The cancellation of major mass participation events of more than 250 people until July 31 includes Salsa on St Clair, Toronto Outdoor Art Fair, Honda Indy, Toronto Triathlon Festival, Beaches International Jazz Festival, and Big on Bloor, among others.

The cancellation of major mass participation events of more than 25,000 people until August 31 includes Jerkfest, Taste of the Danforth, Taste of Manila, and Toronto Chinatown Festival, among others.

Toronto Public Health needs to ensure that the risk for the spread of the virus is reduced before we can consider resuming major mass participation events. This includes conforming with the prevailing provincial orders, using the provincial framework for recovery and taking into account Toronto's specific circumstances for the following criteria:
• significant and sustained reduction in virus spread in Toronto
• health care system capacity able to implement an effective response to any resurgence of cases
• public health capacity to manage resurgence in cases
• adequate surveillance and incidence tracking capacity.

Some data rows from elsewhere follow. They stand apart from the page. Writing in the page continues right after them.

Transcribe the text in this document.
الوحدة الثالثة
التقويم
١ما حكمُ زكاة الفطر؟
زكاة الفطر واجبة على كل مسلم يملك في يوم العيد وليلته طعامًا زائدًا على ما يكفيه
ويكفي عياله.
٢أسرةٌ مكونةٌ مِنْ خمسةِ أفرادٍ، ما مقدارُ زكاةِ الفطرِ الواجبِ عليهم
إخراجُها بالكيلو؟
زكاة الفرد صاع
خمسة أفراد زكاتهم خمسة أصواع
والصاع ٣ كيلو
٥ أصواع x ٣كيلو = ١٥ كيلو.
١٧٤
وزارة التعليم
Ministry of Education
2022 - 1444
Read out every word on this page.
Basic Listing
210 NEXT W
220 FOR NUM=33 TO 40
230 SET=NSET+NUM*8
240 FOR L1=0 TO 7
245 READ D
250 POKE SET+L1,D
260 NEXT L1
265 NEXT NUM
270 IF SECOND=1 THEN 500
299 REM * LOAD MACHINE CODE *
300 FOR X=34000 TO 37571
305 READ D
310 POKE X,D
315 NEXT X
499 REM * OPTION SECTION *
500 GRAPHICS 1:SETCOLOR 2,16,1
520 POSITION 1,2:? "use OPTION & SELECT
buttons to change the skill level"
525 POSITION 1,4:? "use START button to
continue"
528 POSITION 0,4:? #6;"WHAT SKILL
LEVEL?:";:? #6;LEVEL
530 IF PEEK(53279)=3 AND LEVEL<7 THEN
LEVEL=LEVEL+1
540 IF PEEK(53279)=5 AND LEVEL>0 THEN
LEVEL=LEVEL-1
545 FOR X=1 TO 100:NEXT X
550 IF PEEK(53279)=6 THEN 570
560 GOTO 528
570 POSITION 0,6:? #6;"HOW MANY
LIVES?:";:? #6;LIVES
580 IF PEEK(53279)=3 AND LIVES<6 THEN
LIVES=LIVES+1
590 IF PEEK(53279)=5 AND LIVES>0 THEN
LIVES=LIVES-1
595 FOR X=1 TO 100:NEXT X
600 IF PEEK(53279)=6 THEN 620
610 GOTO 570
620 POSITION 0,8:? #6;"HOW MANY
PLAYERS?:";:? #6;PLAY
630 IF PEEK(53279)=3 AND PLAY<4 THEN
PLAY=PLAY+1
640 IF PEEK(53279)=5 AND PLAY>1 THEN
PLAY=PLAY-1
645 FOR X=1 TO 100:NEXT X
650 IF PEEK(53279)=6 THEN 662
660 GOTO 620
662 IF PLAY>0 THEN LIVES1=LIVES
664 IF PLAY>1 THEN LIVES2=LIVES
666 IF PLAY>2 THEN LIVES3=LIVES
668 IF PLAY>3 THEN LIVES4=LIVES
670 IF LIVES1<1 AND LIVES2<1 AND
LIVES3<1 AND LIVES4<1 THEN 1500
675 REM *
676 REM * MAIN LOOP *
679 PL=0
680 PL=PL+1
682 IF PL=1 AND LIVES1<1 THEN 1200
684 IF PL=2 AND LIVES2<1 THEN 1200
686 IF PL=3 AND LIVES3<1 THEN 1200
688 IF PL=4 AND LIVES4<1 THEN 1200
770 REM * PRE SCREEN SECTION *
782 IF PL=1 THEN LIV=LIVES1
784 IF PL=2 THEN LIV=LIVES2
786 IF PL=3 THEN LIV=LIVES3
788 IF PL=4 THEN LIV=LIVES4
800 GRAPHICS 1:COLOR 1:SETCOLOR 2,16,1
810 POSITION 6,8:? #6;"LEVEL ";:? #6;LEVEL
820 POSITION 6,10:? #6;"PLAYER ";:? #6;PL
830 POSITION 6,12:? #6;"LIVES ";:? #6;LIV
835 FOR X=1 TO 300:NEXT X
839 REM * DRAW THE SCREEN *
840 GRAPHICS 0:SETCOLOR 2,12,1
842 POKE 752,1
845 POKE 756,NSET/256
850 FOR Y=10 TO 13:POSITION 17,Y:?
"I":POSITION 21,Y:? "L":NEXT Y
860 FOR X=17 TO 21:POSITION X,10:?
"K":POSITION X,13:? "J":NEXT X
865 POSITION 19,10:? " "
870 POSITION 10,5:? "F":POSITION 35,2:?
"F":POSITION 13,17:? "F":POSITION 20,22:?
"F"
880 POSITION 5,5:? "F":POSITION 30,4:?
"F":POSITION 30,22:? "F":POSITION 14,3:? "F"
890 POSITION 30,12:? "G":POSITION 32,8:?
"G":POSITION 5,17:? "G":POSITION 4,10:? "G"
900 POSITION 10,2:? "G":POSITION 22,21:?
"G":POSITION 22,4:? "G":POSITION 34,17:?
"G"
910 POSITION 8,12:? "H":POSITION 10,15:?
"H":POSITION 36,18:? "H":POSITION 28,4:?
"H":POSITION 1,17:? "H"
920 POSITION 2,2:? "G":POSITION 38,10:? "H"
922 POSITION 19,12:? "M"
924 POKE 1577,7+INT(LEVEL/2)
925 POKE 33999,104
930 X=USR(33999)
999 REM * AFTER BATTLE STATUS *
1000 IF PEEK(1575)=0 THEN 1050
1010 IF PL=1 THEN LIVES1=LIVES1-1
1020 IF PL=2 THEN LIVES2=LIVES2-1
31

Timing of when services may reopen requires an assessment of risk. Planning for service resumption must then consider actions to modify operations (mitigation strategies) to slow the spread of COVID-19.

To mitigate the impacts of these cancellations, Mayor John Tory announced today that the City will repurpose grant funding that was previously approved by City Council, in order to support festivals that have been impacted by the COVID-19 pandemic. The City's Cultural Festivals Recovery Program will provide financial and in-kind support to:
• defray financial losses for festivals that were cancelled due to COVID-19
• assist festival organizers to meet payments due to their suppliers, including artists and small businesses
• help festival organizers maintain critical operations to survive this year and prepare for their next festival
• support planning and purchases that help improve the public health and safety practices of festival organizers and
• aid collaborative efforts in areas such as event planning, insurance, volunteer training and marketing to strengthen Toronto's network of festivals."